Monday, 25 November 2013

Sauce for the Gander

What is it that allows the well-heeled to get away with it so often?
If you or I transcend the traffic code, the tax regulations, or even speak sharply to a Border Agency officer, we will be in trouble faster than you can say "Theresa May". If some overpaid director plunges a million customers into financial mire, do we hear the gaolers keys start to rattle? Do we blazes.

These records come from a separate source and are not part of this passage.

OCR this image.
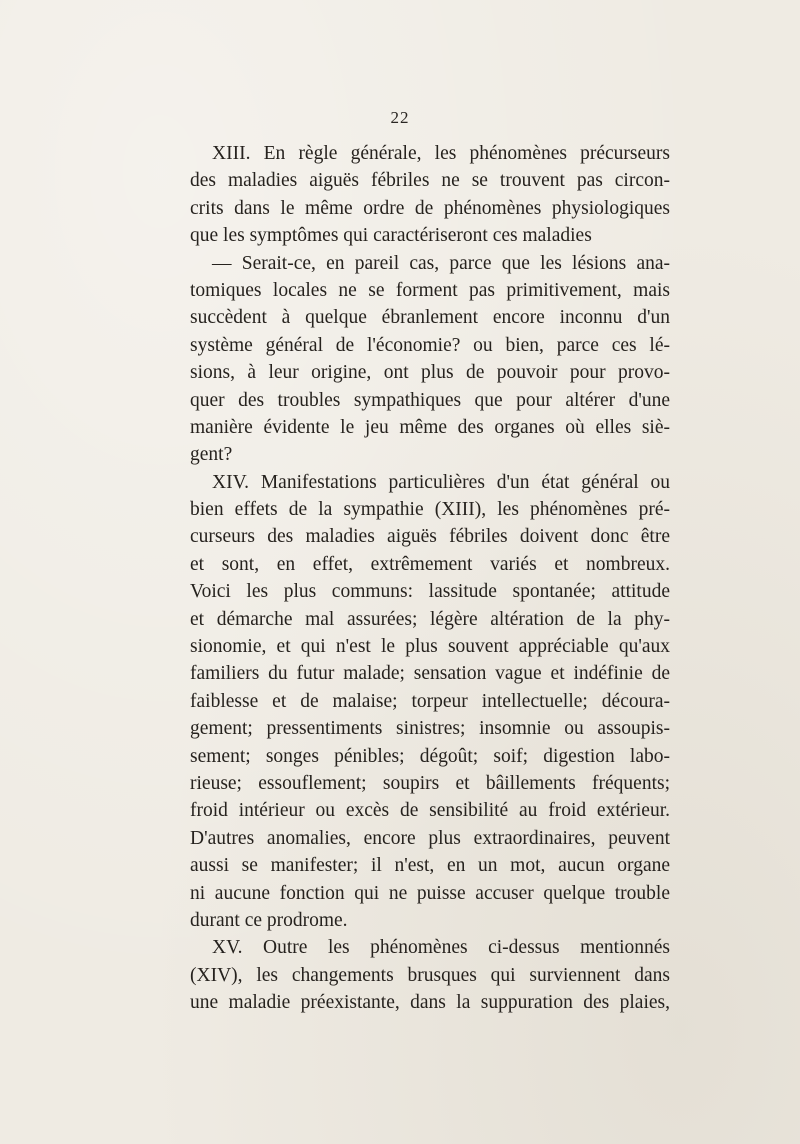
22
XIII. En règle générale, les phénomènes précurseurs
des maladies aiguës fébriles ne se trouvent pas circon-
crits dans le même ordre de phénomènes physiologiques
que les symptômes qui caractériseront ces maladies
— Serait-ce, en pareil cas, parce que les lésions ana-
tomiques locales ne se forment pas primitivement, mais
succèdent à quelque ébranlement encore inconnu d'un
système général de l'économie? ou bien, parce ces lé-
sions, à leur origine, ont plus de pouvoir pour provo-
quer des troubles sympathiques que pour altérer d'une
manière évidente le jeu même des organes où elles siè-
gent?
XIV. Manifestations particulières d'un état général ou
bien effets de la sympathie (XIII), les phénomènes pré-
curseurs des maladies aiguës fébriles doivent donc être
et sont, en effet, extrêmement variés et nombreux.
Voici les plus communs: lassitude spontanée; attitude
et démarche mal assurées; légère altération de la phy-
sionomie, et qui n'est le plus souvent appréciable qu'aux
familiers du futur malade; sensation vague et indéfinie de
faiblesse et de malaise; torpeur intellectuelle; découra-
gement; pressentiments sinistres; insomnie ou assoupis-
sement; songes pénibles; dégoût; soif; digestion labo-
rieuse; essouflement; soupirs et bâillements fréquents;
froid intérieur ou excès de sensibilité au froid extérieur.
D'autres anomalies, encore plus extraordinaires, peuvent
aussi se manifester; il n'est, en un mot, aucun organe
ni aucune fonction qui ne puisse accuser quelque trouble
durant ce prodrome.
XV. Outre les phénomènes ci-dessus mentionnés
(XIV), les changements brusques qui surviennent dans
une maladie préexistante, dans la suppuration des plaies,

The Companies Act of 2006 made it a duty for all directors of quoted companies to pay heed to the interests of stakeholders such as staff, customers (you and me), suppliers, the community and the environment as well as shareholders. Is the imposition of zero-hours contracting in the interests of staff? Is gambling with deposits in order to swell bonuses in depositors' interests? Is growing the dividend in the interest of communities dependent on energy supplies? Think back over the 5 years since the financial crash and count if you can how many directors of banks, of energy companies, of any FTSE company have had their collars felt for anything, let alone concerning these wider accountabilities. The laws which most people obey exist so that nobody is above them so why is the answer to my question what it is [probably zero]?

Boards have been pathetic but so have Regulators. Look at the Coop/Flowers fiasco - an insider gets the nod from cronies without scrutiny. An employer is obliged these days to give honest references in respect of past employees. Were Fowler's references sought? Were they taken up? Were they honest as to his behaviour? Here too is one rule for the haves and another for the have lesses:  the poor benighted job seeker, having their cv pulled to bits and losing out because they may have some minor misdemeanour on their record from their teens; versus a major directorship with fiduciary responsibilities (let alone customers' money) being nodded through to someone wholly unqualified and unfit.

There is no need to legislate and hold enquiries. All that is needed is for directors to do what they are amply paid to do; for regulators to regulate; and for the laws to be applied as much to the powerful as they do to the rest of us - and a Government with backbone and teeth to ensure that all this is done. If a few directors ended up like Enron's, it might "encourager les autres".